Innehalten mit Literatur

Carl Spitzweg, “Sonntagsspaziergang”

Die im KastanienHaus am Wall beliebte Literaturfreundin, Frau Lilo Marx, möchte auch andere an ihrer Freude an einem klassischen Text zum Frühling von Johann Wolfgang von Goethe teilhaben lassen.  Sie schreibt: “Ich denke, dass der Osterspaziergang von Johann Wolfgang von Goethe aus Faust 1, geschrieben 1806 für die momentane Krisensituation die nötige Erheiterung bringen kann, das Aufblühen der Natur, das uns letztlich doch das Paradies auf Erden zeigt – es ist nicht aufzuhalten…das sehen wir täglich, die Augen und die Seele können spazieren gehen! Der alte Winter, auch hier Symbol für das Schwere, Dunkle, die Einsamkeit verschwindet allmählich und der Frühling, die neue Kraft setzt sich mit all ihrer Pracht und ihren Farben durch. Ich habe ein Bild  von Carl Spitzweg den “Sonntagsspaziergang” eingefügt, ich liebe ihn sehr, er lebte von 1808 bis 1885, Goethe von 1749 bis 1832.”

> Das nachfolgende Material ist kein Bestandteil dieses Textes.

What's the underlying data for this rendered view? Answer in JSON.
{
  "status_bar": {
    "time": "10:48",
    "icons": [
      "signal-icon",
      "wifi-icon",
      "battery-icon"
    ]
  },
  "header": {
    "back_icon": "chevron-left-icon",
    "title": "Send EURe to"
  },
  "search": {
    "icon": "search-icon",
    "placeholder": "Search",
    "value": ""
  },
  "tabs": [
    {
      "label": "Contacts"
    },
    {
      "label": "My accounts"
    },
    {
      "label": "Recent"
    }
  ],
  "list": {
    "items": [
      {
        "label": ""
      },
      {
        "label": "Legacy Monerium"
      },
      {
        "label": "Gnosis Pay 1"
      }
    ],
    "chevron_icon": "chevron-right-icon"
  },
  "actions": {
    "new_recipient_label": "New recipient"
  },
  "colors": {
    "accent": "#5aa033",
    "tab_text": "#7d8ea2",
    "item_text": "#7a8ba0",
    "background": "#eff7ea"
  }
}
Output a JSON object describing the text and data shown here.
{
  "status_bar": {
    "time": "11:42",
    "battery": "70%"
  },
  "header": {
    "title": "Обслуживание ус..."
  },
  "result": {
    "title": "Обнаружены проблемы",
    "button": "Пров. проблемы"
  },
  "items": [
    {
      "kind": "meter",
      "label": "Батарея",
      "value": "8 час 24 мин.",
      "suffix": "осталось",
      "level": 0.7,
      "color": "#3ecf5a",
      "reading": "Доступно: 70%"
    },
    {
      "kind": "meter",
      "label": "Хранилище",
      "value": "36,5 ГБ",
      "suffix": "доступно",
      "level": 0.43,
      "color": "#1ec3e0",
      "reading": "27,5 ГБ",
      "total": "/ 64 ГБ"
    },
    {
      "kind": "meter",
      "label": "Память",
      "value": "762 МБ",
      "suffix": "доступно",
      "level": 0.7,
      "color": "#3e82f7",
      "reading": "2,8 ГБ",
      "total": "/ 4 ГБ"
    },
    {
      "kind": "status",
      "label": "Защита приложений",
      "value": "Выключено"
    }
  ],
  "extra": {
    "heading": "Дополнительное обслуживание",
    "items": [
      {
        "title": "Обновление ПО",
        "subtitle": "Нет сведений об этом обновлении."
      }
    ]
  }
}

Hier zum Lesen und Anhören in “Gesprochene deutsche Lyrik”

Osterspaziergang

Vom Eise befreit sind Strom und Bäche
Durch des Frühlings holden, belebenden Blick;
Im Tale grünet Hoffnungsglück;
Der alte Winter, in seiner Schwäche,
Zog sich in rauhe Berge zurück.
Von dort her sendet er, fliehend, nur
Ohnmächtige Schauer körnigen Eises
In Streifen über die grünende Flur;
Aber die Sonne duldet kein Weißes,
Überall regt sich Bildung und Streben,
Alles will sie mit Farben beleben;
Doch an Blumen fehlt’s im Revier,
Sie nimmt geputzte Menschen dafür.

Kehre dich um, von diesen Höhen
Nach der Stadt zurückzusehen.
Aus dem hohlen, finsteren Tor
Dringt ein buntes Gewimmel hervor.
Jeder sonnt sich heute so gern.
Sie feiern die Auferstehung des Herrn,
Denn sie sind selber auferstanden,
Aus niedriger Häuser dumpfen Gemächern,
Aus Handwerks- und Gewerbes-Banden,
Aus dem Druck von Giebeln und Dächern,
Aus der Straße quetschender Enge,
Aus der Kirchen ehrwürdiger Nacht
Sind sie alle an’s Licht gebracht.

Sieh nur, sieh! wie behend sich die Menge
Durch die Gärten und Felder zerschlägt,
Wie der Fluß in Breit’ und Länge
So manchen lustigen Nachen bewegt,
Und, bis zum Sinken überladen,
Entfernt sich dieser letzte Kahn.
Selbst von des Berges fernen Pfaden
Blinken uns farbige Kleider an.
Ich höre schon des Dorfs Getümmel,
Hier ist des Volkes wahrer Himmel,
Zufrieden jauchzet groß und klein;
Hier bin ich Mensch, hier darf ich’s sein!